Elite CORPS: New Neurology Division to Track Outcomes
As a fledgling neurologist in the early 1990s, Mitchell Elkind, MD, had few treatment options to offer patients once he made a diagnosis. Nothing for dementia or stroke and just one drug for multiple sclerosis. Over the past few decades, new treatment options have emerged—giving rise to the need to track outcomes. “There’s a lot more available,” says Dr. Elkind, “so the question has become, ‘Which is the best treatment and what’s going to give the patient the best quality of life when you consider side effects and benefits and even the financial cost?’”
In October, in a joint effort with the Gertrude H. Sergievsky Center, the Department of Neurology formed a new research division to answer those questions. Dr. Elkind, professor of neurology in P&S and of epidemiology in the Mailman School of Public Health, is founding director of the Division of Clinical Outcomes Research and Population Sciences (Neuro CORPS), one of the nation’s first such divisions. Initially, Neuro CORPS will leverage resources already available at Columbia—through the Department of Neurology, the Sergievsky Center, the Department of Medicine, the Department of Biomedical Informatics, Mailman, Columbia Nursing, Columbia’s engineering school, and the Irving Institute for Clinical and Translational Research.
The timing could not be better, says Dr. Elkind.
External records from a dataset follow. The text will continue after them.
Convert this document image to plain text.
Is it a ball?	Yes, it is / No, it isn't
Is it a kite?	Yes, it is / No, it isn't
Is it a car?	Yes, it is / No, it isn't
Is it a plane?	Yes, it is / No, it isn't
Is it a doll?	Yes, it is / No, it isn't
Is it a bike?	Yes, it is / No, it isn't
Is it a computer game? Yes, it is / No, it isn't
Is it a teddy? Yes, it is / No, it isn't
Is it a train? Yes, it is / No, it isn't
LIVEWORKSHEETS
An aging population means a growing demand for optimized treatments as the incidence of stroke, dementia, and other neurological conditions increases. The Affordable Care Act has imposed requirements for proven, cost-effective treatment protocols and also created new opportunities for discovery through the widespread adoption of electronic medical records.
In September, Dr. Elkind, also a member of the stroke division in the Department of Neurology, submitted a proposal for funding the first Neuro CORPS investigation, to weigh the relative merits of inpatient and outpatient evaluation of patients with transient ischemic attacks and minor strokes. “At present, patients are managed in a variety of ways and settings, including outpatient, inpatient, and often during prolonged emergency department stays,” says Dr. Elkind, who seeks to test a protocol based on rapid assessment in an outpatient setting.
“Defining optimal evaluation and treatment for these patients, including risk stratification and referral to urgent outpatient specialty clinics, would have the benefits of preventing stroke, improving patient outcomes and satisfaction, reducing emergency department and hospital length of stay, optimizing resource utilization, and reducing costs.” An outpatient approach, Dr. Elkind notes, has the added benefit of enhanced compatibility with Medicare’s reimbursement regulations on the amount of time a patient may be held for observation without being formally admitted to the hospital and also would reduce the risk of hospital-acquired infections.
Other topics of investigation for Neuro CORPS will include health services research and emerging approaches such as social network analysis, agent-based modeling, and decision analysis. In addition to bringing together scholars throughout the Department of Neurology for weekly conferences to focus on outcomes research, the division expects to hire three new faculty members. With one search already under way, Dr. Elkind expects to announce the first hire in the spring. “There are a lot of methodological changes going on in research, at the same time that the health care climate is changing,” he says. “We want to be at the forefront of the science of outcomes research.”